Outlook (Desktop / Office 365)

  1. Open Outlook → File → Add Account (or File → Account Settings → New on older versions).
  2. Enter your full email address. Click Connect.
  3. If Outlook tries auto-config and fails (likely), choose IMAP manually.
  4. Enter:
    • Incoming: mail.yourdomain.com, port 993, SSL/TLS
    • Outgoing: mail.yourdomain.com, port 465 SSL/TLS (or 587 STARTTLS)
  5. Click Next. Enter the mailbox password when prompted.
  6. Outlook tests both servers. If both succeed, click Done.

Outlook’s auto-discovery is often misleading for non-Office accounts — if it tries to set things up automatically and fails strangely, manually pick IMAP right at the start and skip the auto path.

Gmail’s “Fetch from another account”

If you already live in Gmail and want your iWebVault email to flow into the same Gmail inbox, set up Gmail’s send/receive integration. Mail arrives in Gmail; sending appears to come from your domain address.

Step 1 — Receive in Gmail

  1. Open Gmail (web). Click the gear icon → See all settings.
  2. Go to Accounts and Import tab.
  3. Find Check mail from other accountsAdd a mail account.
  4. Enter your iWebVault email address → Next.
  5. Choose Import emails from my other account (POP3) → Next.
  6. Settings:
    • Username: full email address
    • Password: mailbox password
    • POP Server: mail.yourdomain.com, port 995
    • Check Always use a secure connection (SSL)
    • Optional: Label incoming messages, archive incoming — your call.
  7. Click Add Account.

Note Gmail’s “fetch” uses POP3 (port 995), not IMAP. This is a Google quirk — you can’t IMAP into Gmail.

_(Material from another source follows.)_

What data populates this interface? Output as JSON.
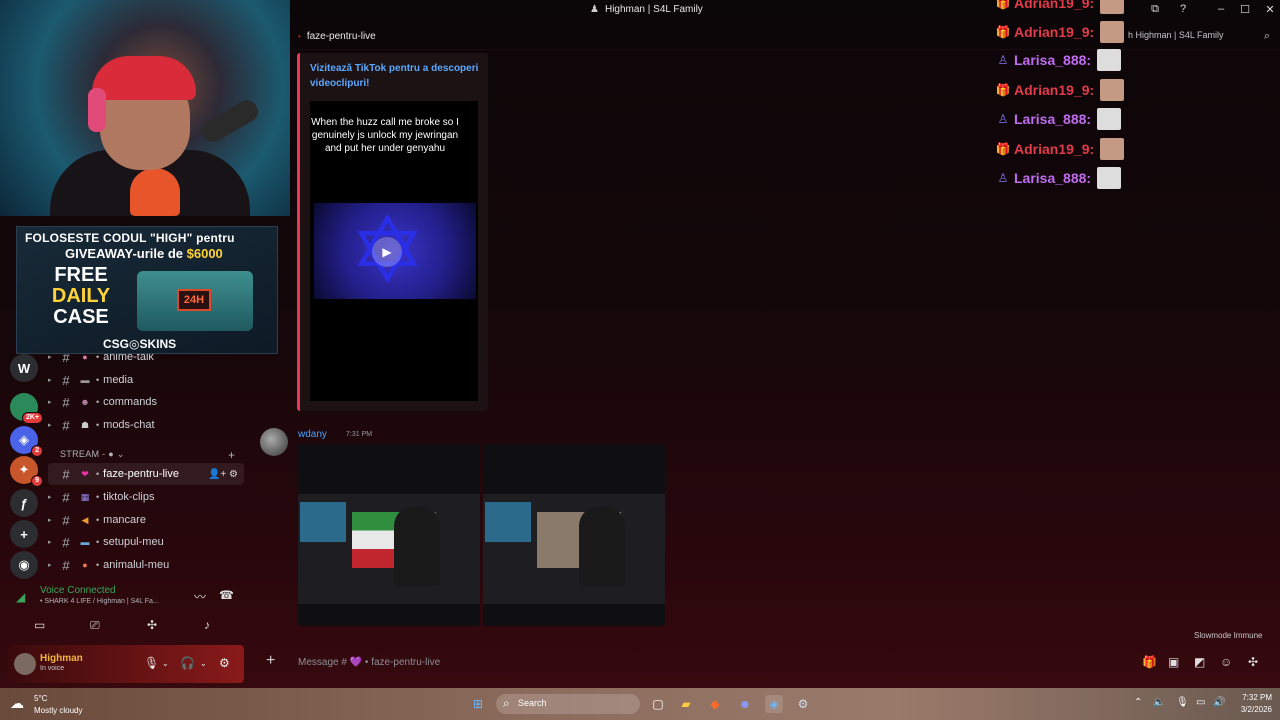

The mail still works in your Gmail inbox; it just downloads via POP from the source.

Step 2 — Send from Gmail as your iWebVault address

  1. Same Gmail settings page, Accounts and Import tab.
  2. Send mail asAdd another email address.
  3. Enter your name and the iWebVault email address. Uncheck Treat as an alias if you want clearer separation. Next.
  4. SMTP settings:
    • SMTP Server: mail.yourdomain.com, port 465
    • Username: full email address
    • Password: mailbox password
    • Secured connection using SSL (recommended)
  5. Click Add Account. Gmail sends a verification email to your iWebVault address. Open it (in Gmail or your panel’s webmail), click the verification link.

From now on, composing in Gmail offers the iWebVault address as a “From” option. Choose it before sending to make the message appear to come from your domain.

Common setup issues

“Cannot verify server identity” / SSL warning. The mail server has a Let’s Encrypt cert issued for mail.yourdomain.com, valid as soon as DNS points to iWebVault. If you connect via IP or unbranded hostname, the cert won’t match. Use mail.yourdomain.com exactly.

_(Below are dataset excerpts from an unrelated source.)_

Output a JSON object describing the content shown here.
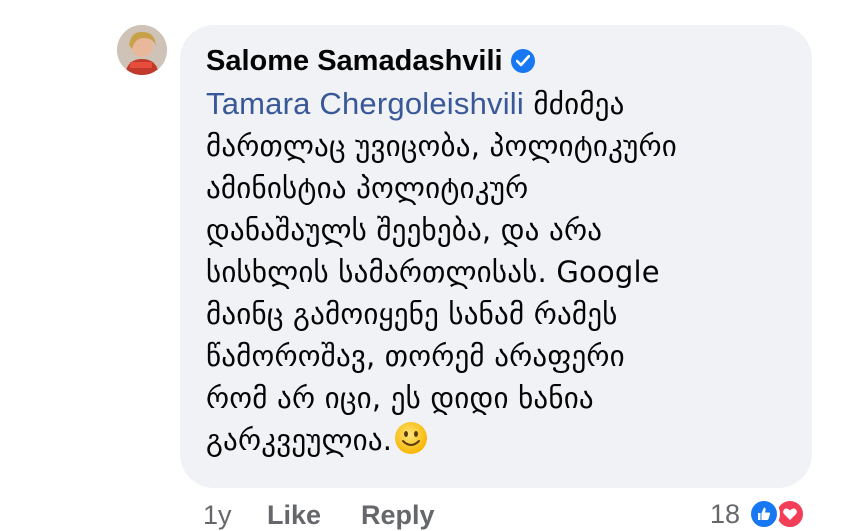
{
  "comment": {
    "author": "Salome Samadashvili",
    "mention": "Tamara Chergoleishvili",
    "lines": [
      "მძიმეა",
      "მართლაც უვიცობა, პოლიტიკური",
      "ამინისტია პოლიტიკურ",
      "დანაშაულს შეეხება, და არა",
      "სისხლის სამართლისას. Google",
      "მაინც გამოიყენე სანამ რამეს",
      "წამოროშავ, თორემ არაფერი",
      "რომ არ იცი, ეს დიდი ხანია",
      "გარკვეულია."
    ],
    "emoji": "slightly-smiling-face"
  },
  "actions": {
    "time": "1y",
    "like": "Like",
    "reply": "Reply"
  },
  "reactions": {
    "count": "18",
    "types": [
      "like",
      "love"
    ]
  },
  "colors": {
    "bubble": "#f0f2f5",
    "mention": "#385898",
    "verified": "#1877f2",
    "like": "#1877f2",
    "love": "#f33e58",
    "meta": "#65676b"
  }
}
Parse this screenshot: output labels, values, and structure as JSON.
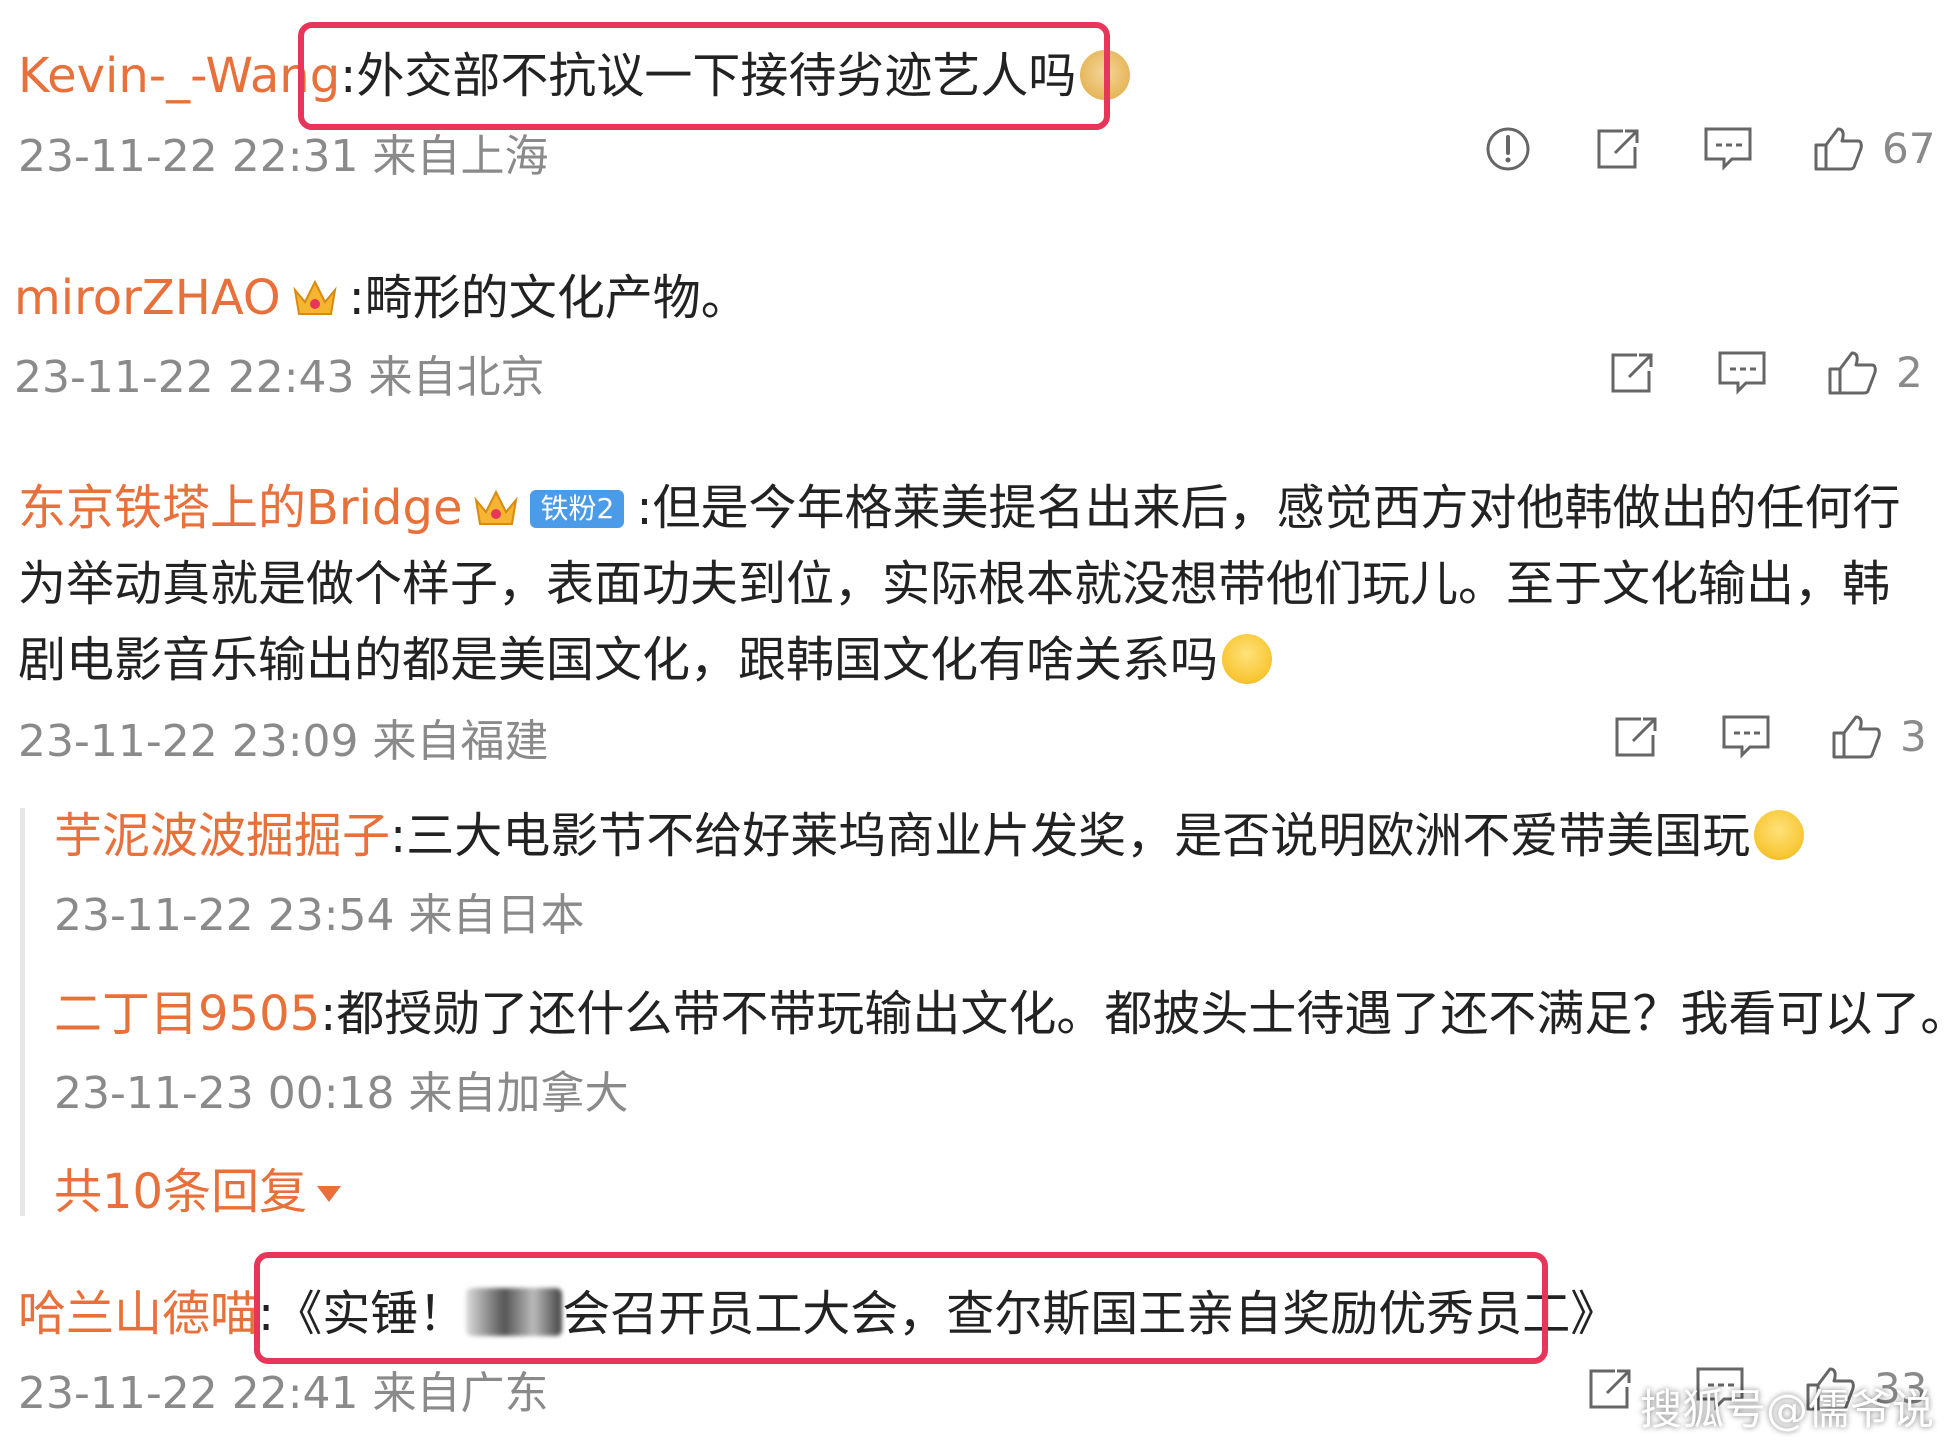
{
  "comments": [
    {
      "user": "Kevin-_-Wang",
      "text": ":外交部不抗议一下接待劣迹艺人吗",
      "emoji": "doge-emoji",
      "meta": "23-11-22 22:31 来自上海",
      "likes": "67"
    },
    {
      "user": "mirorZHAO",
      "text": ":畸形的文化产物。",
      "meta": "23-11-22 22:43 来自北京",
      "likes": "2"
    },
    {
      "user": "东京铁塔上的Bridge",
      "fan_badge": "铁粉2",
      "text": ":但是今年格莱美提名出来后，感觉西方对他韩做出的任何行为举动真就是做个样子，表面功夫到位，实际根本就没想带他们玩儿。至于文化输出，韩剧电影音乐输出的都是美国文化，跟韩国文化有啥关系吗",
      "meta": "23-11-22 23:09 来自福建",
      "likes": "3",
      "replies": [
        {
          "user": "芋泥波波掘掘子",
          "text": ":三大电影节不给好莱坞商业片发奖，是否说明欧洲不爱带美国玩",
          "meta": "23-11-22 23:54 来自日本"
        },
        {
          "user": "二丁目9505",
          "text": ":都授勋了还什么带不带玩输出文化。都披头士待遇了还不满足？我看可以了。",
          "meta": "23-11-23 00:18 来自加拿大"
        }
      ],
      "more_replies": "共10条回复"
    },
    {
      "user": "哈兰山德喵",
      "text_prefix": ":《实锤！",
      "text_suffix": "会召开员工大会，查尔斯国王亲自奖励优秀员工》",
      "meta": "23-11-22 22:41 来自广东",
      "likes": "33"
    }
  ],
  "watermark": "搜狐号@儒爷说",
  "colors": {
    "username": "#E8703A",
    "text": "#222222",
    "meta": "#8a8a8a",
    "highlight": "#E8365A",
    "fan_badge": "#4C9BE8"
  }
}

“Password incorrect” but it definitely is correct. Make sure you’re using the mailbox password (set when you created the address), not your cPanel/DirectAdmin login password.

Mail receives but won’t send. SMTP authentication issue. Make sure the outgoing server has authentication enabled, with the same username (full email address) and password as incoming. Try port 587 STARTTLS if port 465 SSL fails, or vice versa.

Mail sends but recipients don’t get it / lands in spam. SPF, DKIM, DMARC issue. See our complete deliverability guide.

iPhone Mail can fetch but Apple Mail desktop can’t. Try entering the server as the bare hostname without “mail.” prefix — Apple Mail sometimes interprets the prefix oddly. Or use your server’s actual hostname (from welcome email).

What’s next

Once one device is configured and working, the others are the same set of settings in slightly different menus. The mailbox itself doesn’t care how many clients connect to it — IMAP keeps everything synced.